Figure 1.

Characterization of β-AS3 HBB-Expressing LVs

(A) Schematic representation of β-AS3 HS4 and β-AS3 lentiviral vectors. Δ, deleted HIV-1 U3 region; SD and SA, HIV splicing donor and acceptor sites; ψ, HIV-1 packaging signal; RRE, HIV-1 Rev responsive element; Ex, exons of the human HBB; βp, promoter of HBB; HS2, 3, and 4, DNase I hypersensitive site 2, 3, and 4 of human HBB LCR; red arrows indicate the mutations introduced in exon 1 (generating amino acid substitutions G16D and E22A) and exon 2 (generating amino acid substitution T87Q). (B) The histograms show the physical and infectious titers and infectivity of β-AS3 HS4 and β-AS3 LVs.
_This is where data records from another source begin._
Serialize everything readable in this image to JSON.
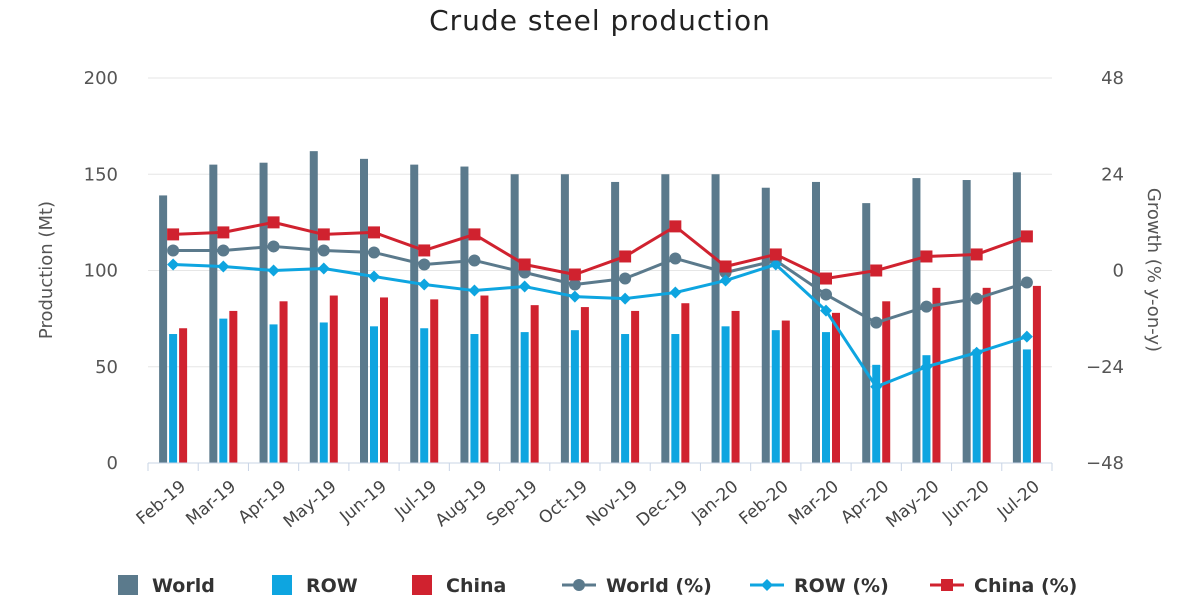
{
  "chart_data": {
    "type": "bar",
    "title": "Crude steel production",
    "xlabel": "",
    "ylabel": "Production (Mt)",
    "y2label": "Growth (% y-on-y)",
    "ylim": [
      0,
      200
    ],
    "y2lim": [
      -48,
      48
    ],
    "yticks": [
      "0",
      "50",
      "100",
      "150",
      "200"
    ],
    "y2ticks": [
      "−48",
      "−24",
      "0",
      "24",
      "48"
    ],
    "categories": [
      "Feb-19",
      "Mar-19",
      "Apr-19",
      "May-19",
      "Jun-19",
      "Jul-19",
      "Aug-19",
      "Sep-19",
      "Oct-19",
      "Nov-19",
      "Dec-19",
      "Jan-20",
      "Feb-20",
      "Mar-20",
      "Apr-20",
      "May-20",
      "Jun-20",
      "Jul-20"
    ],
    "bar_series": [
      {
        "name": "World",
        "color": "#5b7a8c",
        "values": [
          139,
          155,
          156,
          162,
          158,
          155,
          154,
          150,
          150,
          146,
          150,
          150,
          143,
          146,
          135,
          148,
          147,
          151
        ]
      },
      {
        "name": "ROW",
        "color": "#0ea5e0",
        "values": [
          67,
          75,
          72,
          73,
          71,
          70,
          67,
          68,
          69,
          67,
          67,
          71,
          69,
          68,
          51,
          56,
          59,
          59
        ]
      },
      {
        "name": "China",
        "color": "#d0222f",
        "values": [
          70,
          79,
          84,
          87,
          86,
          85,
          87,
          82,
          81,
          79,
          83,
          79,
          74,
          78,
          84,
          91,
          91,
          92
        ]
      }
    ],
    "line_series": [
      {
        "name": "World (%)",
        "color": "#5b7a8c",
        "marker": "circle",
        "values": [
          5,
          5,
          6,
          5,
          4.5,
          1.5,
          2.5,
          -0.5,
          -3.5,
          -2,
          3,
          -0.5,
          2.5,
          -6,
          -13,
          -9,
          -7,
          -3
        ]
      },
      {
        "name": "ROW (%)",
        "color": "#0ea5e0",
        "marker": "diamond",
        "values": [
          1.5,
          1,
          0,
          0.5,
          -1.5,
          -3.5,
          -5,
          -4,
          -6.5,
          -7,
          -5.5,
          -2.5,
          1.5,
          -10,
          -29,
          -24,
          -20.5,
          -16.5
        ]
      },
      {
        "name": "China (%)",
        "color": "#d0222f",
        "marker": "square",
        "values": [
          9,
          9.5,
          12,
          9,
          9.5,
          5,
          9,
          1.5,
          -1,
          3.5,
          11,
          1,
          4,
          -2,
          0,
          3.5,
          4,
          8.5
        ]
      }
    ],
    "legend": [
      "World",
      "ROW",
      "China",
      "World (%)",
      "ROW (%)",
      "China (%)"
    ],
    "legend_position": "bottom"
  }
}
Infectious titer and infectivity were measured in HTC116 (five different preparations for each vector) and K562 and HEL erythroid cell lines (two viral preparations per vector). (C) Vector copy number (VCN) in G-CSF-mobilized CD34⁺ cells from healthy donors (HDs). HSPCs were transduced with increasing amounts of three and two preparations of β-AS3 and β-AS3 HS4 LVs, respectively. Cells were grown in liquid culture, and after 1 week, VCN was determined. A linear correlation between β-AS3 vector dose and VCN is obtained, whereas a modest increase in VCN was achieved by transducing HSPCs with higher amounts of β-AS3 HS4 vector preparations. (D) Relative quantification of the ψ⁺ viral genomic RNA produced by HEK293T packaging cells (n = 3) by qRT-PCR. The β-AS3 sample was used as a calibrator. Data were plotted as mean ± SD (unpaired t test). *p ≤ 0.05, **p ≤ 0.01, ****p ≤ 0.0001, ns, not significant.